I was woken this morning by the chuntering of a two-carriage train at the station below our bedroom window. St Bees, like the other villages on this remote piece of line has a trim Victorian station complete with Stationmaster’s cottage and this one has been turned into a Bed & Breakfast. The train’s diesel engines wound up and it clunked off over the level crossing, shaking our bedroom as it passed.
That we got here at all is something of a minor miracle. This was the Holiday That Didn’t Want To Be Had. It started off as a trek through the Swiss alps, booked with giddy – and as it turned out, unwarranted – optimism many months ago.

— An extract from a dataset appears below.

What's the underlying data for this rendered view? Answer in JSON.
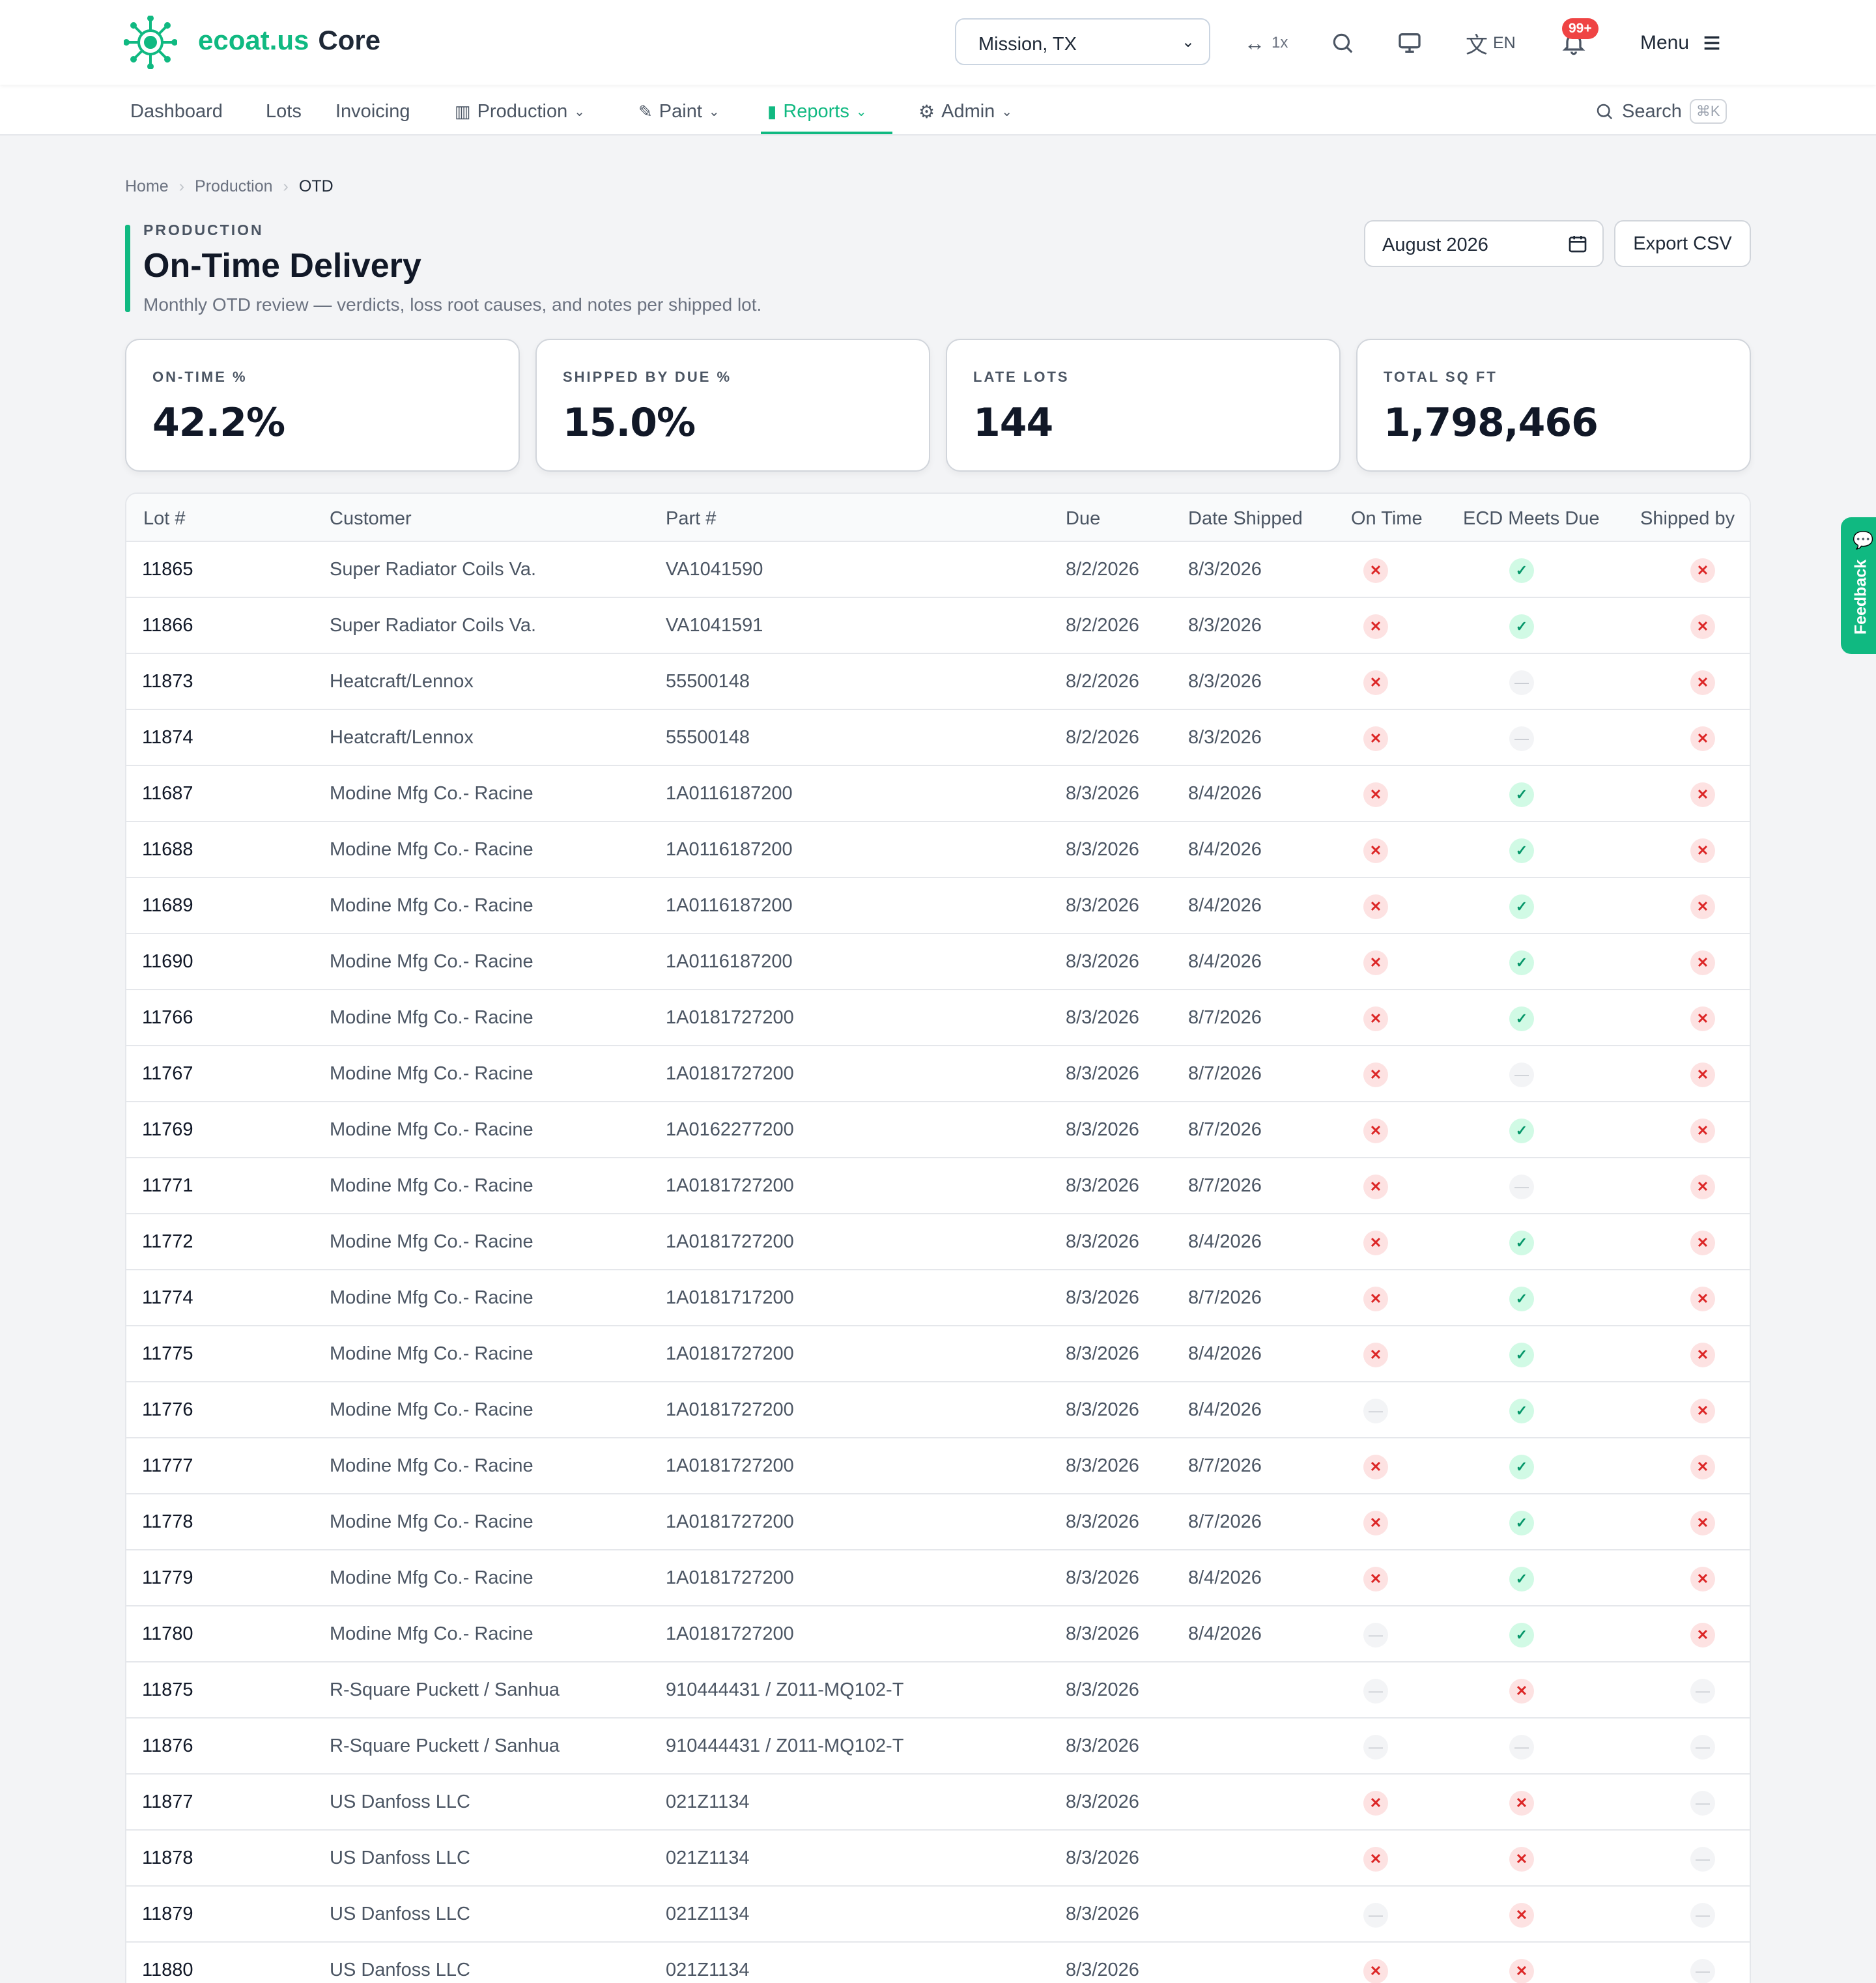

When it became clear that the Swiss didn’t want us or our Covid variants thank you, we converted it into a walk from the west coast of England, to the east coast. And then the afternoon before we were due to leave, a cheery email informed us that most of our rail journey to the start point had been “changed”; Customer Service speak for “cancelled”. And every other alternative train journey was fully booked. So we drove five hours to Carlisle, plonked the car in long-term parking and caught our connection to St Bees. In your face Customer Service!

The start of the Coast to Coast is, um, at the coast. That was a half mile walk out of silent St Bees, brooding no doubt over the England football team’s traditional exit from a major competition on penalties. Across the railway tracks was a statue of St Bega – an Irish Princess from the Middle Ages who reportedly fled an arranged marriage and settled in the area which eventually took her name. Ten minutes later we were at the beachside signpost which marks the official start of the walk. We enlisted a passing Cliff to take our photo.

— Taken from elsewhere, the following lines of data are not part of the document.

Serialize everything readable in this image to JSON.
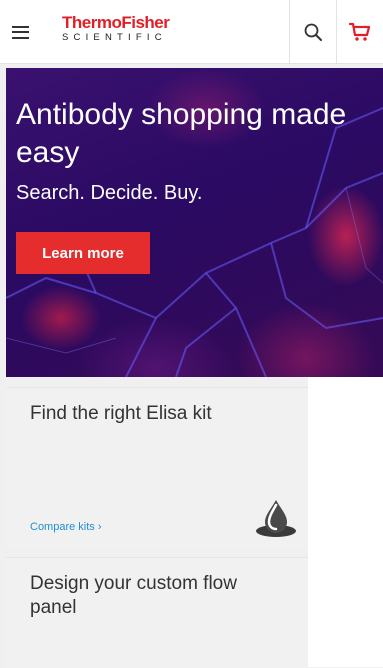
{
  "header": {
    "menu_icon": "hamburger-icon",
    "logo_brand": "ThermoFisher",
    "logo_sub": "SCIENTIFIC",
    "search_icon": "search-icon",
    "cart_icon": "cart-icon",
    "brand_color": "#e21f26"
  },
  "hero": {
    "headline": "Antibody shopping made easy",
    "tagline": "Search. Decide. Buy.",
    "cta_label": "Learn more",
    "cta_color": "#e52d2d"
  },
  "cards": [
    {
      "title": "Find the right Elisa kit",
      "link_label": "Compare kits ›",
      "icon": "drop-icon"
    },
    {
      "title": "Design your custom flow panel"
    }
  ],
  "link_color": "#1f8ed6"
}
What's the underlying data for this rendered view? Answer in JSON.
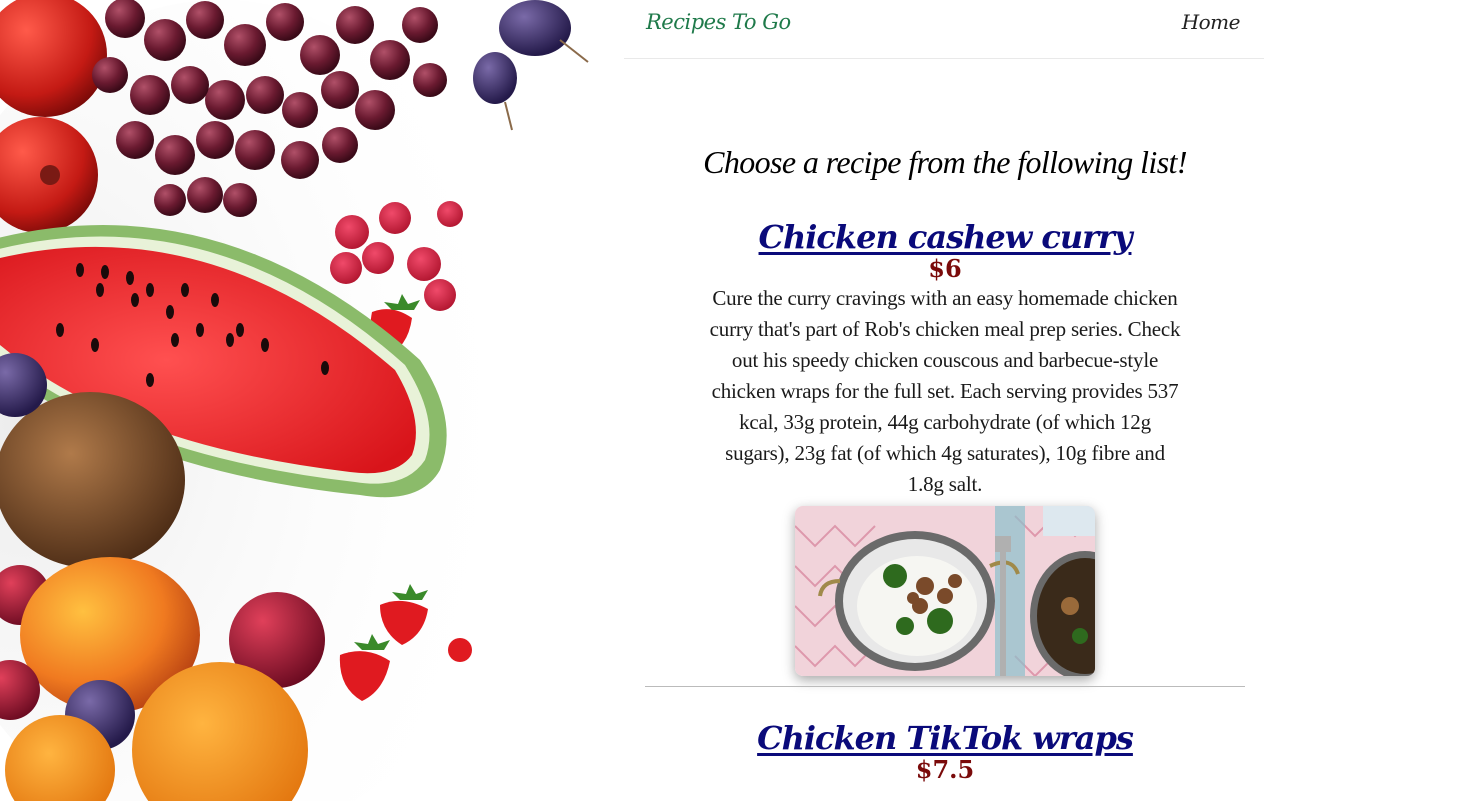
{
  "header": {
    "brand": "Recipes To Go",
    "nav": {
      "home_label": "Home"
    }
  },
  "main": {
    "title": "Choose a recipe from the following list!",
    "recipes": [
      {
        "title": "Chicken cashew curry",
        "price": "$6",
        "description": "Cure the curry cravings with an easy homemade chicken curry that's part of Rob's chicken meal prep series. Check out his speedy chicken couscous and barbecue-style chicken wraps for the full set. Each serving provides 537 kcal, 33g protein, 44g carbohydrate (of which 12g sugars), 23g fat (of which 4g saturates), 10g fibre and 1.8g salt.",
        "image": "chicken-curry-photo"
      },
      {
        "title": "Chicken TikTok wraps",
        "price": "$7.5",
        "description": ""
      }
    ]
  },
  "colors": {
    "brand": "#1f7a4a",
    "link": "#0a0a7a",
    "price": "#7a0a0a",
    "divider": "#bbbbbb"
  }
}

Cliff was a compact, wiry man full of enthusiasm for this area. His face lit up as he told us about Spring bringing plankton and eels to the shore line, followed by basking sharks, dolphins and porpoises, and the multitude of seabirds lining the cliffs. He told us where the best autumn foliage could be found and gave us dense instructions about going off the main track to find death-defying drops and hidden places. “See you at the top of Dent Hill perhaps” he said.

We parted with that slightly awkward Covid-era do-we-shake-hands-or-not half-wave and headed to the shoreline to dip our boots. The sea had a milky flatness to it and sent polite ripples to anoint our feet.

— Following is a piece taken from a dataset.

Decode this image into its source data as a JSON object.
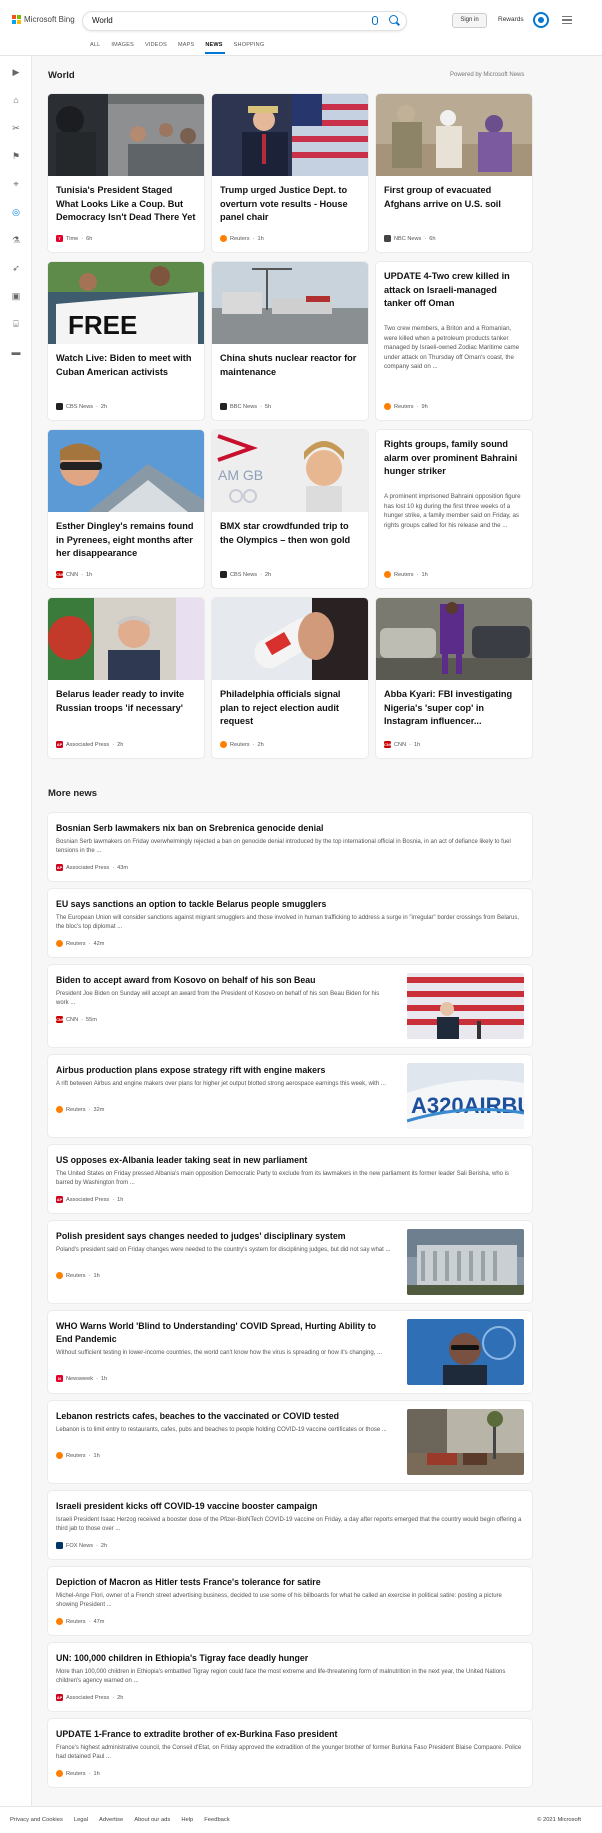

Tom retrieved a pebble for transporting to the other coast. And then the walk began, up the headland in a soft breeze, with pale sunlight washing through.

The Isle of Man was a low, grey wall on the horizon. To the north, the Scottish Coast looked about the same. The path was lined with shouty marigold and thistles with purple flattops – the King’s Road punks of the hedgerow. Overhead, gulls wheeled and shrieked and larks, larked.
We spent the morning walking over these cliffs, their red sandstone flanks speckled with nesting gulls and scruffy teenage chicks, hopping and testing their wings. Guillemots and Razorbills zoomed over the sea so low that the tip of a trailing foot would catch a wave.

A gloomy lighthouse emerged from behind the rolling clifftop. It was built in 1866 to replace Britain’s last coal-fired lighthouse which burned down in 1822 taking the lighthouse keeper’s wife and five children with it.

A sea fret began tickling the clifftop, forcing us into rain jackets for the first time. But as soon as we turned inland we left the drizzle behind as we strode out over moorland. The landscape here is a green chequerboard of fields with the sound of a tractor never far away.

Day one of this route shows that there isn’t a single Coast to Coast trail, rather a network of paths, farm tracks and single-track roads combining to take you across the country.

There were several hours of this, and occasionally we emerged into a small village of two-up, two-down terraced houses, with a couple of shops and a war memorial. Much of the housing was built to support an iron-ore boom in the 1800s which changed the character of these rural villages. One such, Cleator saw its population grow from around 800 to almost 18,000 between 1880 and 1840. The hard drinking mining crowd turned the little village into something like the Klondike (said our guidebook). It’s a bit quieter now. Beyond it, the first real hill of this walk – Dent Fell, which the guide book had led us to believe was going to just about finish us off after eight hours of walking. It was fine. But it was a long day – a little over 25k – and we were glad to see Ennerdale emerge from the valley below.